Kison acknowledged the military rebels had not given up. "They would consider this as a temporary setback but again the AFP is maintaining its vigilance to stop any kind of destabilization that may threaten the nation," he said.
Let's not shoot each other
Senator Arroyo yesterday indicated that the administration could no longer control the military since the top brass had decided that it would be better to keep the Armed Forces intact rather than forcefully go after its rogue soldiers.
"Remember, they just said 'Let's not shoot at each other.' What does that mean? They'll not shoot at each other but they can talk, they can connive, they can collaborate to unseat the government so they don't shoot at each other," he said.
AFP can't go after own men
He pointed out that the Scout Rangers' Lim, one of the alleged brains of the coup attempt, was able to receive two Catholic bishops (Julio Xavier Labayen and Antonio Tobias) and other guests while in detention.
"They're holding court in their quarters and receiving bishops and entertaining guests," Arroyo told the Inquirer on Monday.
"The Armed Forces cannot make an honest-to-goodness crackdown on recalcitrants because they had agreed not to shoot each other. They will move only when united," he added.
Arroyo yesterday said that the recent crisis showed the military leaders that they could take over the country "if they unite."
"What has happened in the last crisis is something like this: The political opposition has been reduced to irrelevance. Their place has been taken over by elements of the Armed Forces, more particularly the Scout Rangers, the Marines and the Special Action Force of the PNP," Arroyo said.
"They are now the opposition. So it is not GMA (Ms Arroyo) versus the political opposition but GMA versus some elements of the Armed Forces," he said.
Arroyo said the danger was if "these recalcitrant elements" in the military joined forces with "the mainstream Armed Forces."
"They can go against the government.

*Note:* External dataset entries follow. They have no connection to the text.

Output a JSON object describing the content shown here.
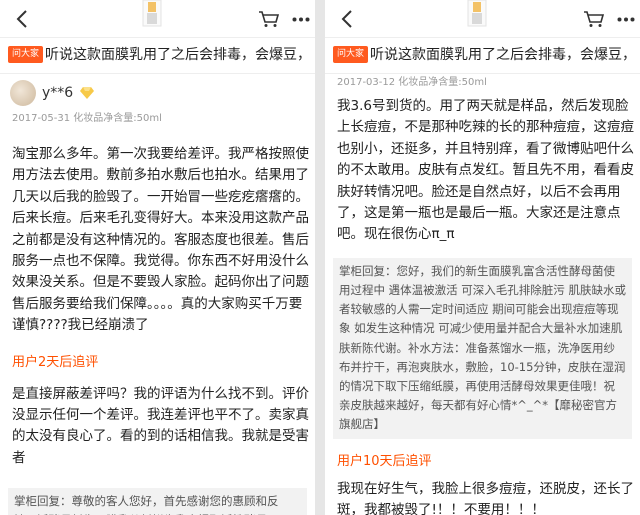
{
  "banner": {
    "tag": "问大家",
    "question": "听说这款面膜乳用了之后会排毒，会爆豆，"
  },
  "left": {
    "username": "y**6",
    "meta": "2017-05-31  化妆品净含量:50ml",
    "review": "淘宝那么多年。第一次我要给差评。我严格按照使用方法去使用。敷前多拍水敷后也拍水。结果用了几天以后我的脸毁了。一开始冒一些疙疙瘩瘩的。后来长痘。后来毛孔变得好大。本来没用这款产品之前都是没有这种情况的。客服态度也很差。售后服务一点也不保障。我觉得。你东西不好用没什么效果没关系。但是不要毁人家脸。起码你出了问题售后服务要给我们保障。。。。真的大家购买千万要谨慎????我已经崩溃了",
    "followup_title": "用户2天后追评",
    "followup": "是直接屏蔽差评吗？我的评语为什么找不到。评价没显示任何一个差评。我连差评也平不了。卖家真的太没有良心了。看的到的话相信我。我就是受害者",
    "reply": "掌柜回复：尊敬的客人您好，首先感谢您的惠顾和反馈！活酵母新生面膜乳从新鲜牛乳中提取活性酵母"
  },
  "right": {
    "meta": "2017-03-12  化妆品净含量:50ml",
    "review": "我3.6号到货的。用了两天就是样品，然后发现脸上长痘痘，不是那种吃辣的长的那种痘痘，这痘痘也别小，还挺多，并且特别痒，看了微博贴吧什么的不太敢用。皮肤有点发红。暂且先不用，看看皮肤好转情况吧。脸还是自然点好，以后不会再用了，这是第一瓶也是最后一瓶。大家还是注意点吧。现在很伤心π_π",
    "reply": "掌柜回复：您好，我们的新生面膜乳富含活性酵母菌使用过程中 遇体温被激活 可深入毛孔排除脏污 肌肤缺水或者较敏感的人需一定时间适应 期间可能会出现痘痘等现象 如发生这种情况 可减少使用量并配合大量补水加速肌肤新陈代谢。补水方法：准备蒸馏水一瓶，洗净医用纱布并拧干，再泡爽肤水，敷脸，10-15分钟，皮肤在湿润的情况下取下压缩纸膜，再使用活酵母效果更佳哦！祝亲皮肤越来越好，每天都有好心情*^_^*【靡秘密官方旗舰店】",
    "followup_title": "用户10天后追评",
    "followup": "我现在好生气，我脸上很多痘痘，还脱皮，还长了斑，我都被毁了!！！不要用！！！"
  },
  "icons": [
    "back-icon",
    "cart-icon",
    "more-icon",
    "diamond-icon"
  ],
  "colors": {
    "accent": "#ff5000",
    "tag": "#ff5a1f",
    "reply_bg": "#f2f2f2"
  }
}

Then, we have a military junta," he said.
"So, the wonder of this all is why the administration and the political opposition can't see through it -- that one morning we can wake up and there is no more government because the military has taken over," he said.
Lawyer Jose Manuel Diokno of the Free Legal Assistance Group (FLAG) also warned yesterday about the President's creation on Jan. 17 of the Interagency Legal Action Group (IALAG) to coordinate the filing of cases against what the administration perceives to be its enemies.
Like martial law
Diokno said the IALAG -- composed of representatives from the intelligence community, the police and the Department of Justice -- had a precedent during the Marcos dictatorship.
"It is supposed to coordinate the prosecution of cases. Our concern is like before, it would be used to keep (administration critics) in jail," he said.